Gegen dieses Urteil hat der Senat die Revision nicht gemäß § 543 Abs. 1 Nr. 1 zugelassen. Der Rechtssache kommt keine grundsätzliche Bedeutung zu (§ 543 Abs. 2 Nr. 1 ZPO). In dem Berufungsrechtsstreit sind keine die grundsätzliche Bedeutung der Rechtssache begründenden klärungsbedürftigen Rechtsfragen aufgeworfen.

72

Die Zulassung der Revision ist auch nicht zur Fortbildung des Rechts oder zur Sicherung einer einheitlichen Rechtsprechung erforderlich (§ 543 Abs. 2 Nr. 2 ZPO).

73

Den Streitwert hat der Senat zugleich für die erste Instanz festgesetzt (§ 63 Abs. 3 GKG).

74

Es war zu berücksichtigen, dass der Betriebspflicht tatsächlich ein eigenständiger Wert zukommt. Zwar könnte man, wie das Landgericht, die Auffassung vertreten, dass die eine Entscheidung die andere bedingt.

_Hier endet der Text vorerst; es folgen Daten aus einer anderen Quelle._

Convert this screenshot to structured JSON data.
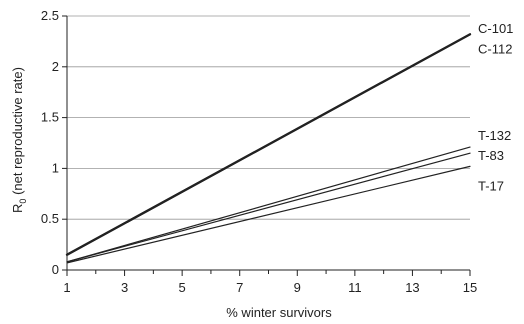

Dies ist indes nicht der Fall. Die Klägerin hat nunmehr nochmals in der Berufung klargestellt hat, geht sie davon aus, dass die Betriebspflicht nicht wirksam vereinbart worden ist. Da kommt ihr aber eine eigenständige Bedeutung zu.

75

Den Wert der Betriebspflicht setzt der Senat mit 50 % der Miete an.